FMCW altitude measurement
Radar altimeters transmit an FMCW chirp straight down and listen for the ground bounce. Because the distance is short (tens of metres to a few kilometres), the beat frequency is low — easy to process. Accuracy is within a few centimetres, updated tens of times per second. The pilot sees a number that is true height, not an approximation.
Radio vs. barometric
Barometric altimeters are essential for separation above 2,500 ft, where everyone uses the same pressure reference. Below that, especially on final approach, radar altimeters take over. Autoland systems, terrain awareness (TAWS), and wind-shear escape manoeuvres all rely on radar altitude.
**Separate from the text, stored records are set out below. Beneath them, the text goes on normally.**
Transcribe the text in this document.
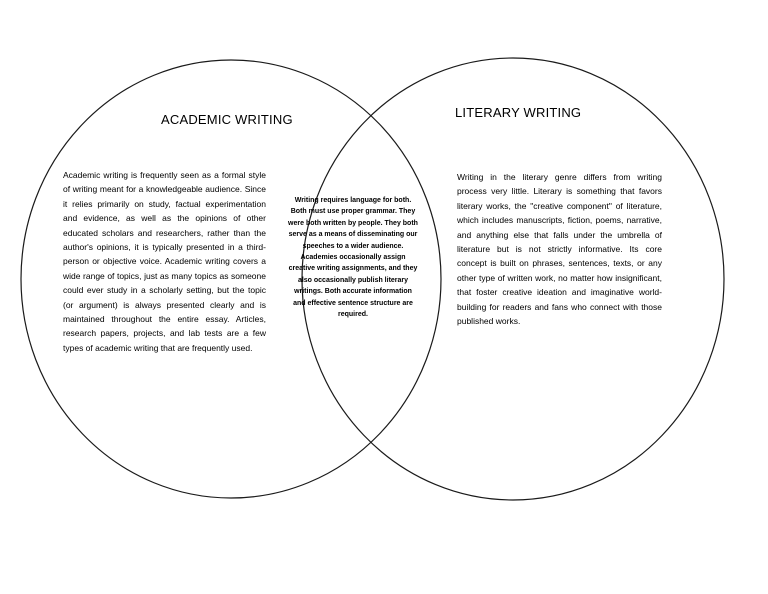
ACADEMIC WRITING	LITERARY WRITING
Academic writing is frequently seen as a formal style of writing meant for a knowledgeable audience. Since it relies primarily on study, factual experimentation and evidence, as well as the opinions of other educated scholars and researchers, rather than the author's opinions, it is typically presented in a third-person or objective voice. Academic writing covers a wide range of topics, just as many topics as someone could ever study in a scholarly setting, but the topic (or argument) is always presented clearly and is maintained throughout the entire essay. Articles, research papers, projects, and lab tests are a few types of academic writing that are frequently used.
Writing requires language for both. Both must use proper grammar. They were both written by people. They both serve as a means of disseminating our speeches to a wider audience. Academies occasionally assign creative writing assignments, and they also occasionally publish literary writings. Both accurate information and effective sentence structure are required.
Writing in the literary genre differs from writing process very little. Literary is something that favors literary works, the "creative component" of literature, which includes manuscripts, fiction, poems, narrative, and anything else that falls under the umbrella of literature but is not strictly informative. Its core concept is built on phrases, sentences, texts, or any other type of written work, no matter how insignificant, that foster creative ideation and imaginative world-building for readers and fans who connect with those published works.
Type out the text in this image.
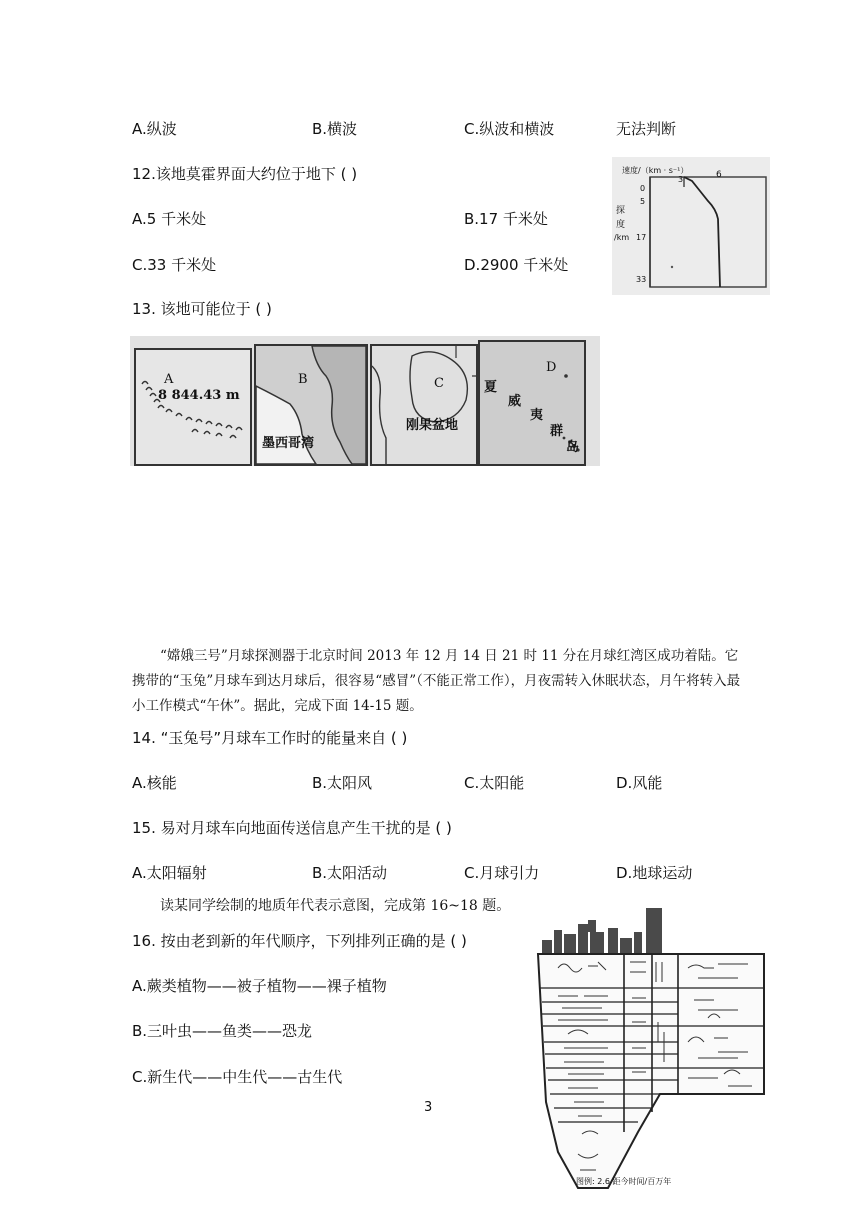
A.纵波	B.横波	C.纵波和横波	无法判断
12.该地莫霍界面大约位于地下 ( )
A.5 千米处	B.17 千米处
C.33 千米处	D.2900 千米处
速度/（km · s⁻¹）
3	6
0
5
17
33
探
度
/km
13. 该地可能位于 ( )
A
8 844.43 m
B
墨西哥湾
C
刚果盆地
D
夏
威
夷
群
岛
“嫦娥三号”月球探测器于北京时间 2013 年 12 月 14 日 21 时 11 分在月球红湾区成功着陆。它携带的“玉兔”月球车到达月球后，很容易“感冒”（不能正常工作），月夜需转入休眠状态，月午将转入最小工作模式“午休”。据此，完成下面 14-15 题。
14. “玉兔号”月球车工作时的能量来自 ( )
A.核能	B.太阳风	C.太阳能	D.风能
15. 易对月球车向地面传送信息产生干扰的是 ( )
A.太阳辐射	B.太阳活动	C.月球引力	D.地球运动
读某同学绘制的地质年代表示意图，完成第 16~18 题。
16. 按由老到新的年代顺序，下列排列正确的是 ( )
A.蕨类植物——被子植物——裸子植物
B.三叶虫——鱼类——恐龙
C.新生代——中生代——古生代
图例: 2.6 距今时间/百万年
3
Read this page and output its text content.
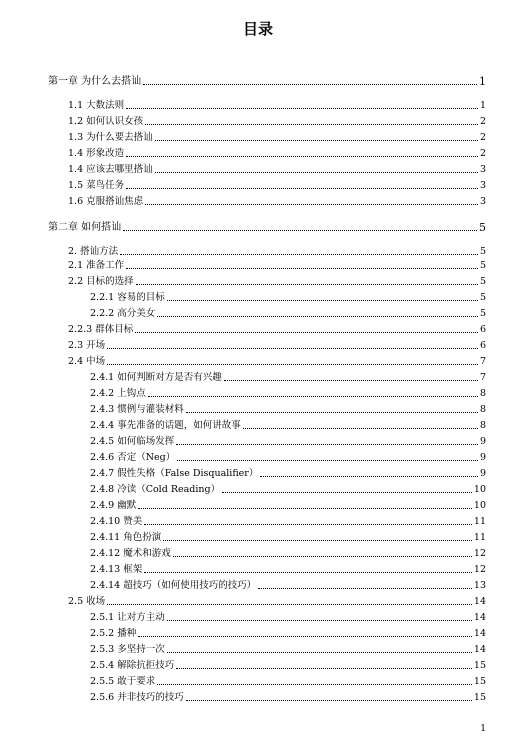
目录
第一章 为什么去搭讪	1
1.1 大数法则	1
1.2 如何认识女孩	2
1.3 为什么要去搭讪	2
1.4 形象改造	2
1.4 应该去哪里搭讪	3
1.5 菜鸟任务	3
1.6 克服搭讪焦虑	3
第二章 如何搭讪	5
2. 搭讪方法	5
2.1 准备工作	5
2.2 目标的选择	5
2.2.1 容易的目标	5
2.2.2 高分美女	5
2.2.3 群体目标	6
2.3 开场	6
2.4 中场	7
2.4.1 如何判断对方是否有兴趣	7
2.4.2 上钩点	8
2.4.3 惯例与灌装材料	8
2.4.4 事先准备的话题，如何讲故事	8
2.4.5 如何临场发挥	9
2.4.6 否定（Neg）	9
2.4.7 假性失格（False Disqualifier）	9
2.4.8 冷读（Cold Reading）	10
2.4.9 幽默	10
2.4.10 赞美	11
2.4.11 角色扮演	11
2.4.12 魔术和游戏	12
2.4.13 框架	12
2.4.14 超技巧（如何使用技巧的技巧）	13
2.5 收场	14
2.5.1 让对方主动	14
2.5.2 播种	14
2.5.3 多坚持一次	14
2.5.4 解除抗拒技巧	15
2.5.5 敢于要求	15
2.5.6 并非技巧的技巧	15
1
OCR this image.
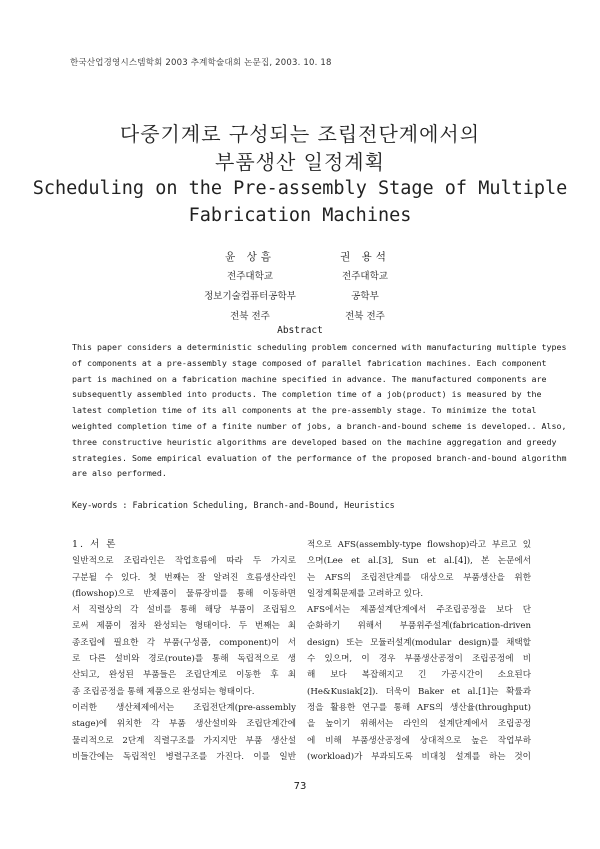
한국산업경영시스템학회 2003 추계학술대회 논문집, 2003. 10. 18
다중기계로 구성되는 조립전단계에서의
부품생산 일정계획
Scheduling on the Pre-assembly Stage of Multiple
Fabrication Machines
윤 상흠
전주대학교
정보기술컴퓨터공학부
전북 전주
권 용석
전주대학교
공학부
전북 전주
Abstract
This paper considers a deterministic scheduling problem concerned with manufacturing multiple types
of components at a pre-assembly stage composed of parallel fabrication machines. Each component
part is machined on a fabrication machine specified in advance. The manufactured components are
subsequently assembled into products. The completion time of a job(product) is measured by the
latest completion time of its all components at the pre-assembly stage. To minimize the total
weighted completion time of a finite number of jobs, a branch-and-bound scheme is developed.. Also,
three constructive heuristic algorithms are developed based on the machine aggregation and greedy
strategies. Some empirical evaluation of the performance of the proposed branch-and-bound algorithm
are also performed.
Key-words : Fabrication Scheduling, Branch-and-Bound, Heuristics
1. 서 론
일반적으로 조립라인은 작업흐름에 따라 두 가지로
구분될 수 있다. 첫 번째는 잘 알려진 흐름생산라인
(flowshop)으로 반제품이 물류장비를 통해 이동하면
서 직렬상의 각 설비를 통해 해당 부품이 조립됨으
로써 제품이 점차 완성되는 형태이다. 두 번째는 최
종조립에 필요한 각 부품(구성품, component)이 서
로 다른 설비와 경로(route)를 통해 독립적으로 생
산되고, 완성된 부품들은 조립단계로 이동한 후 최
종 조립공정을 통해 제품으로 완성되는 형태이다.
이러한 생산체제에서는 조립전단계(pre-assembly
stage)에 위치한 각 부품 생산설비와 조립단계간에
물리적으로 2단계 직렬구조를 가지지만 부품 생산설
비들간에는 독립적인 병렬구조를 가진다. 이를 일반
적으로 AFS(assembly-type flowshop)라고 부르고 있
으며(Lee et al.[3], Sun et al.[4]), 본 논문에서
는 AFS의 조립전단계를 대상으로 부품생산을 위한
일정계획문제를 고려하고 있다.
AFS에서는 제품설계단계에서 주조립공정을 보다 단
순화하기 위해서 부품위주설계(fabrication-driven
design) 또는 모듈러설계(modular design)를 채택할
수 있으며, 이 경우 부품생산공정이 조립공정에 비
해 보다 복잡해지고 긴 가공시간이 소요된다
(He&Kusiak[2]). 더욱이 Baker et al.[1]는 확률과
정을 활용한 연구를 통해 AFS의 생산율(throughput)
을 높이기 위해서는 라인의 설계단계에서 조립공정
에 비해 부품생산공정에 상대적으로 높은 작업부하
(workload)가 부과되도록 비대칭 설계를 하는 것이
73
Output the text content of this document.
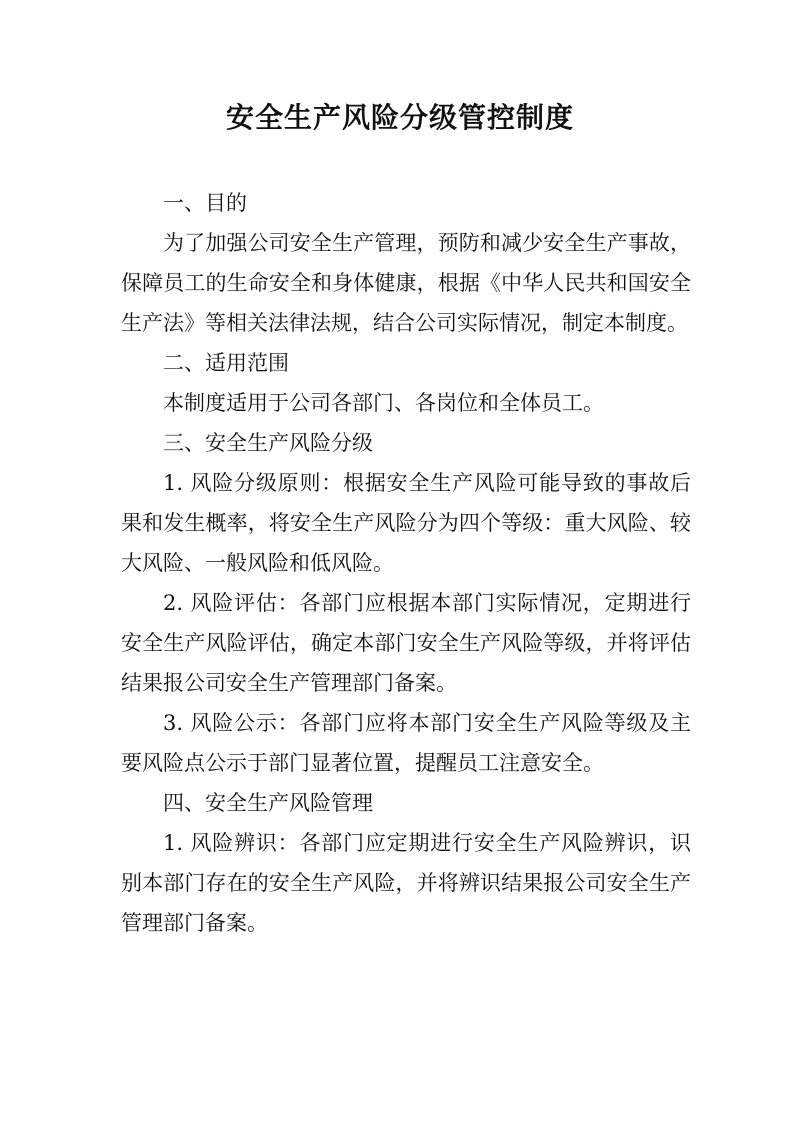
安全生产风险分级管控制度

一、目的

为了加强公司安全生产管理，预防和减少安全生产事故，保障员工的生命安全和身体健康，根据《中华人民共和国安全生产法》等相关法律法规，结合公司实际情况，制定本制度。

二、适用范围

本制度适用于公司各部门、各岗位和全体员工。

三、安全生产风险分级

1. 风险分级原则：根据安全生产风险可能导致的事故后果和发生概率，将安全生产风险分为四个等级：重大风险、较大风险、一般风险和低风险。

2. 风险评估：各部门应根据本部门实际情况，定期进行安全生产风险评估，确定本部门安全生产风险等级，并将评估结果报公司安全生产管理部门备案。

3. 风险公示：各部门应将本部门安全生产风险等级及主要风险点公示于部门显著位置，提醒员工注意安全。

四、安全生产风险管理

1. 风险辨识：各部门应定期进行安全生产风险辨识，识别本部门存在的安全生产风险，并将辨识结果报公司安全生产管理部门备案。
The 737 MAX accidents showed how a single faulty AOA sensor can cascade; radar altimeters are equally flight-critical.
The 5G interference crisis
C-band 5G base stations in the 3.7–3.98 GHz range sit close to radar altimeter bands (4.2–4.4 GHz). Though not directly overlapping, 5G out-of-band emissions and receiver overload created real interference risks. The FAA and aviation regulators worldwide spent 2021–2023 analysing which altimeters were vulnerable and where 5G rollout had to be restricted near airports.
Next-generation altimeters
New designs use wider bandwidth, better filtering, and dual-frequency operation to reject interference. Some are exploring 60 GHz mmWave bands, far from cellular traffic, with even better precision. The mission is unchanged: tell the pilot exactly how much room is left.